2020-11-02 13:39:25 -06:00
James Prestwood
18d1c752f4 ap: add support for DHCPv4 server
The DHCP server can be enabled by enabling network configuration
with [General].EnableNetworkConfiguration. If an IP is not set
on the interface before the AP is started a valid IP range must
also be provided under [General].APRanges in IP prefix format e.g.

[General]
EnableNetworkConfiguration=true
APRanges=192.168.1.1/24

Each AP started will get assigned a new subnet within the range
specified by APRanges as to not conflict with other AP interfaces.
If there are no subnets left in the pool when an AP is started
it will fail with -EEXIST. Any AP's that are stopped will release
their subnet back into the pool to be used with other APs.
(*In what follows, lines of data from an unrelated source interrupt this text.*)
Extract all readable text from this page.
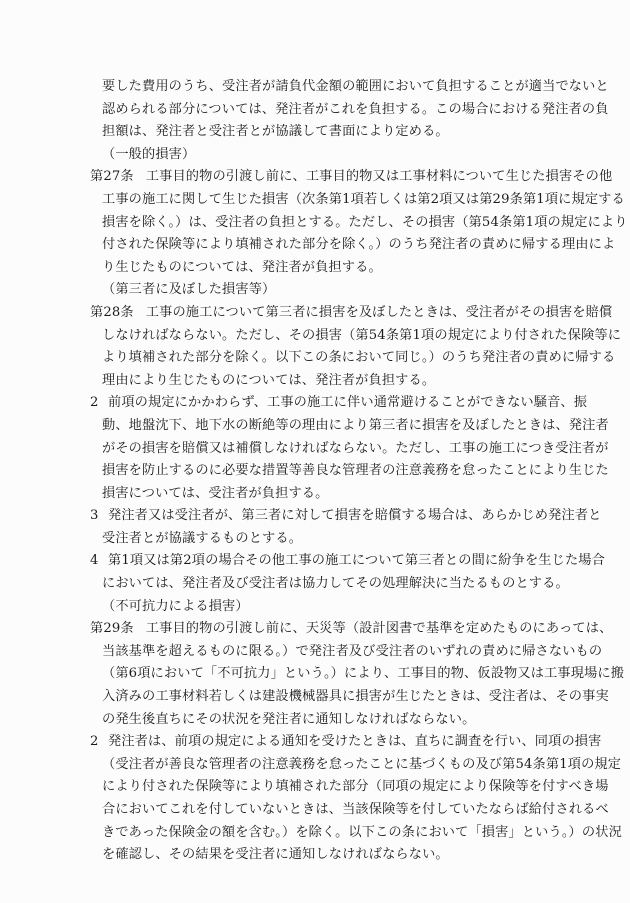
要した費用のうち、受注者が請負代金額の範囲において負担することが適当でないと
認められる部分については、発注者がこれを負担する。この場合における発注者の負
担額は、発注者と受注者とが協議して書面により定める。
（一般的損害）
第27条 工事目的物の引渡し前に、工事目的物又は工事材料について生じた損害その他
工事の施工に関して生じた損害（次条第1項若しくは第2項又は第29条第1項に規定する
損害を除く。）は、受注者の負担とする。ただし、その損害（第54条第1項の規定により
付された保険等により填補された部分を除く。）のうち発注者の責めに帰する理由によ
り生じたものについては、発注者が負担する。
（第三者に及ぼした損害等）
第28条 工事の施工について第三者に損害を及ぼしたときは、受注者がその損害を賠償
しなければならない。ただし、その損害（第54条第1項の規定により付された保険等に
より填補された部分を除く。以下この条において同じ。）のうち発注者の責めに帰する
理由により生じたものについては、発注者が負担する。
2 前項の規定にかかわらず、工事の施工に伴い通常避けることができない騒音、振
動、地盤沈下、地下水の断絶等の理由により第三者に損害を及ぼしたときは、発注者
がその損害を賠償又は補償しなければならない。ただし、工事の施工につき受注者が
損害を防止するのに必要な措置等善良な管理者の注意義務を怠ったことにより生じた
損害については、受注者が負担する。
3 発注者又は受注者が、第三者に対して損害を賠償する場合は、あらかじめ発注者と
受注者とが協議するものとする。
4 第1項又は第2項の場合その他工事の施工について第三者との間に紛争を生じた場合
においては、発注者及び受注者は協力してその処理解決に当たるものとする。
（不可抗力による損害）
第29条 工事目的物の引渡し前に、天災等（設計図書で基準を定めたものにあっては、
当該基準を超えるものに限る。）で発注者及び受注者のいずれの責めに帰さないもの
（第6項において「不可抗力」という。）により、工事目的物、仮設物又は工事現場に搬
入済みの工事材料若しくは建設機械器具に損害が生じたときは、受注者は、その事実
の発生後直ちにその状況を発注者に通知しなければならない。
2 発注者は、前項の規定による通知を受けたときは、直ちに調査を行い、同項の損害
（受注者が善良な管理者の注意義務を怠ったことに基づくもの及び第54条第1項の規定
により付された保険等により填補された部分（同項の規定により保険等を付すべき場
合においてこれを付していないときは、当該保険等を付していたならば給付されるべ
きであった保険金の額を含む。）を除く。以下この条において「損害」という。）の状況
を確認し、その結果を受注者に通知しなければならない。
The DHCP IP pool will be automatically chosen by the ELL DHCP
implementation (+1 the AP's IP to *.254). The remaining DHCP
settings will be defaults chosen by ELL (DNS, lease time, etc).
2020-10-27 16:19:47 -05:00
James Prestwood
b7e2a98628 ap: add error out param to ap_start
This allows the caller to extract a bit more information about what
exactly went wrong.
2020-10-26 14:30:34 -05:00
Andrew Zaborowski
c51e187462 ap: Use frame-xchg when sending frames
Convert ap_send_mgmt_frame() to use frame_xchg_start for sending frames,
this fixes among other things the ACK-received checks.

One side effect is that we're no longer sending Probe Responses with the
don't-wait-for-ack flag because frame-xchg doesn't support it, but other
AP implementations don't use that flag either.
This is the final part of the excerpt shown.